Nassar foi apresentado então a Yossi Aud, expert israelense em apicultura biodinâmica, que enfim o ajudou a lançar sua iniciativa, na biblioteca de Wadi Joz, nas terras ocupadas de Jerusalém Oriental. Concluída a primeira quinzena, cem mulheres já participavam do projeto.
“Escolhemos apenas quinze pessoas no começo porque não tínhamos recursos, mas a prefeitura de Jerusalém acolheu a ideia, reconheceu seus benefícios econômicos e decidiu doar algum equipamento e uma pequena quantia em dinheiro”, acrescentou o arquiteto.
Nas semanas seguintes, a equipe já distribuía colmeias a centenas de mulheres. “Parece simples, mas é um trabalho bastante árduo e até mesmo estressante. Mas sou apaixonado por esse projeto e estou determinado a fazer tudo que posso para realizá-lo”, observou.
Nassar estudou arquitetura na Universidade de Birzeit, na Cisjordânia ocupada, e concluiu seu mestrado em urbanização integrada e desenvolvimento sustentável na Universidade de Stuttgart, na Alemanha — onde aprendeu a “fazer ao invés de sonhar”.

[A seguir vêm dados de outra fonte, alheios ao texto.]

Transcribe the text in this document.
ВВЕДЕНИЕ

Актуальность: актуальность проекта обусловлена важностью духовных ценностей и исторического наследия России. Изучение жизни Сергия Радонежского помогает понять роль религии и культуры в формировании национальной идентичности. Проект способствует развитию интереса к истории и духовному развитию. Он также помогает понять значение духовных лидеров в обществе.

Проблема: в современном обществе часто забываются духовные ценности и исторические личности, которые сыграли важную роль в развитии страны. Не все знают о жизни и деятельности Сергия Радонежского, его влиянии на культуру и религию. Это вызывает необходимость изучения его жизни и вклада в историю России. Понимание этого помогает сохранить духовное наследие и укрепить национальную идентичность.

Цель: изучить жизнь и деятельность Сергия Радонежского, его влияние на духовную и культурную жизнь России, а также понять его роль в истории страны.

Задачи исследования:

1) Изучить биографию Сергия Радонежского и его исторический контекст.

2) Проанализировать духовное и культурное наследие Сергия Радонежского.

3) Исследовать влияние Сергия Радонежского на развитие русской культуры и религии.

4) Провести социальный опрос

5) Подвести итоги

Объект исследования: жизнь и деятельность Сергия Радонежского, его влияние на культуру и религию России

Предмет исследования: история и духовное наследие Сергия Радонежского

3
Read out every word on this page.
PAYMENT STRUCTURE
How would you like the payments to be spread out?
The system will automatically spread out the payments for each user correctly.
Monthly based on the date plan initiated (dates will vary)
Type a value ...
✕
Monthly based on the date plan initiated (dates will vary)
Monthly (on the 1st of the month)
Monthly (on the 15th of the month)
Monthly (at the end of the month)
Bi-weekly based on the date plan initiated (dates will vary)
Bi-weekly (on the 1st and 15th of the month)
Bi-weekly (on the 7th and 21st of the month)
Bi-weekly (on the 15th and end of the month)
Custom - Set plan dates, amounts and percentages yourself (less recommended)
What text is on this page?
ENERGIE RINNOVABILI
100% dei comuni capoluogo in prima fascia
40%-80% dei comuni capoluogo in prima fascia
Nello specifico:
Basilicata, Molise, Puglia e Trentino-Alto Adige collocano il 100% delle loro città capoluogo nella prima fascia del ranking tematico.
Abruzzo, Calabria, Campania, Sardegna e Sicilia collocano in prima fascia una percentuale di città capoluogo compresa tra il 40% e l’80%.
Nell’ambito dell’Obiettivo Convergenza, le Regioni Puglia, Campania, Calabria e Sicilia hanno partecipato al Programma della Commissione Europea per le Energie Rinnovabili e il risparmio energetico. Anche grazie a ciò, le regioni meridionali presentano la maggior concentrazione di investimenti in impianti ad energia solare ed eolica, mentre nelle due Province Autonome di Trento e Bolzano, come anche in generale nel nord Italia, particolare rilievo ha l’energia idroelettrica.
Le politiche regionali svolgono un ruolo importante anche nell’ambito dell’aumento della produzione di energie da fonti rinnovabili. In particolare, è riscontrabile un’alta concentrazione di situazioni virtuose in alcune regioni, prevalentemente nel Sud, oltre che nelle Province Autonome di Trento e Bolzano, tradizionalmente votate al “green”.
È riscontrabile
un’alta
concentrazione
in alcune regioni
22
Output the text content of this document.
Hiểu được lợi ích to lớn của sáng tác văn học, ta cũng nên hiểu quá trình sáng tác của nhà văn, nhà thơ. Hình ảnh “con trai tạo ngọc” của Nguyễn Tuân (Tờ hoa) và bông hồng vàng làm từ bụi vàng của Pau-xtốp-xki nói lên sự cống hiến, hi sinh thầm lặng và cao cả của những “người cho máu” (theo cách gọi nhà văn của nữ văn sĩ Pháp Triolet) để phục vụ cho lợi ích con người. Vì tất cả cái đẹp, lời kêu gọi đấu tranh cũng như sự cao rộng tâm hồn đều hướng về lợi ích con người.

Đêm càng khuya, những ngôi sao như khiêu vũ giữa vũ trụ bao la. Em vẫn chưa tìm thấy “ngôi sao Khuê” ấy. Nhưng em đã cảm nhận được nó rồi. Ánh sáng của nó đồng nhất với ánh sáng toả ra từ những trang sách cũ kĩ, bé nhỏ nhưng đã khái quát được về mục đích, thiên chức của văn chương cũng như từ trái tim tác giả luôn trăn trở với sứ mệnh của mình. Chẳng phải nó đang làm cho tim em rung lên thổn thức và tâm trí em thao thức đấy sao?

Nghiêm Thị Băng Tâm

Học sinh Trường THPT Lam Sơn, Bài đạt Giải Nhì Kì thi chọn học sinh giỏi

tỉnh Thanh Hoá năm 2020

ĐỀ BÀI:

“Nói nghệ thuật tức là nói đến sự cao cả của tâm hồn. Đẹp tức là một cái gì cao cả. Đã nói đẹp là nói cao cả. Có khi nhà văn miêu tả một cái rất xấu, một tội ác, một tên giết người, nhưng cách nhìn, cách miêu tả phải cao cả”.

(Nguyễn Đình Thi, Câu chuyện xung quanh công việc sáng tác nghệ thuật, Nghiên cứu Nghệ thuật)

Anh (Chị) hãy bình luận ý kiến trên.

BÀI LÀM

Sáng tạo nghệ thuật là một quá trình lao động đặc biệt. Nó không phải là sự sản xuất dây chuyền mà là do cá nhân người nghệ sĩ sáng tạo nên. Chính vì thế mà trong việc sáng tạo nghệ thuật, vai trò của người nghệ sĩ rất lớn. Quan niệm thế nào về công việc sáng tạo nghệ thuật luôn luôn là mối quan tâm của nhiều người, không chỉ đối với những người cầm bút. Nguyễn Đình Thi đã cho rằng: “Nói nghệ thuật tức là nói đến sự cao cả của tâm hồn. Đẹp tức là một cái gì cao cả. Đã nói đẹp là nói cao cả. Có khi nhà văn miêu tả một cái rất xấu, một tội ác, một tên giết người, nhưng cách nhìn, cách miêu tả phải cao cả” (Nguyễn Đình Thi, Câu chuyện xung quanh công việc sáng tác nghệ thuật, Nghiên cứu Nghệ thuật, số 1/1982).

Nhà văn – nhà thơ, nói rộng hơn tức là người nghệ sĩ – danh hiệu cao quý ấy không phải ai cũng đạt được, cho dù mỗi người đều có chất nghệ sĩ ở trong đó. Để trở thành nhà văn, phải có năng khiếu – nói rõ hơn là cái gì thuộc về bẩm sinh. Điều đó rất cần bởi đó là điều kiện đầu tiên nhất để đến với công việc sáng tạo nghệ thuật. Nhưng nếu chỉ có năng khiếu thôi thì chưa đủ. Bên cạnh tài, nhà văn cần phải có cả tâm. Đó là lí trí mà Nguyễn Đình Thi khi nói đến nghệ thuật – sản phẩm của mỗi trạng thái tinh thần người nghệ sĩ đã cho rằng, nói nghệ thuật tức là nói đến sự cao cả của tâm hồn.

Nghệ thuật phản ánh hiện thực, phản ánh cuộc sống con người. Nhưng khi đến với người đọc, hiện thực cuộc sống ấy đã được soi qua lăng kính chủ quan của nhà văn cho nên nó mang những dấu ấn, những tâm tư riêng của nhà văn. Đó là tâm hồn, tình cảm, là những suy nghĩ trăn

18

O arquiteto defende veementemente a emancipação das mulheres palestinas como força ativa em suas comunidades. “São mães e esposas, mas também exemplos para a geração mais jovem. Quando essas mulheres encontram oportunidades de ensino e trabalho, escolhem investir seu conhecimento em suas comunidades e melhorar a vida de todos ao seu redor. Espero conseguir oferecer alguma oportunidade às mulheres locais”.
Nassar relembrou que alguns maridos inicialmente relutaram com a ideia de cultivar abelhas sobre suas casas, até que perceberam as benesses de poupar dinheiro em produtos de mercearia e mesmo complementar a renda de suas famílias. Agora, alguns homens também colaboram na manutenção e cuidado dos jardins e abelhas.
Lançada oficialmente em abril, a nova organização se expandiu com êxito desde então e possui duas equipes de trabalho integral e cinco jardins comunitários nos telhados da cidade. Além disso, mais e mais mulheres se matriculam nos cursos de apicultura e três de suas colaboradoras já foram contratadas para ensinar cultivo e sustentabilidade em escolas locais.
“Este trabalho com jardins e abelhas dá às mulheres — a maioria, mães e esposas desempregadas — coragem e recursos para interagir e construir sua vida profissional”, concluiu Nassar em nossa entrevista. “Elas encontram consolo nos jardins comunitários. Mulheres com cerca de 50 anos de idade finalmente têm a chance de vivenciar pela primeira vez sua independência. Essa é nossa visão com o Projeto Sinsila”.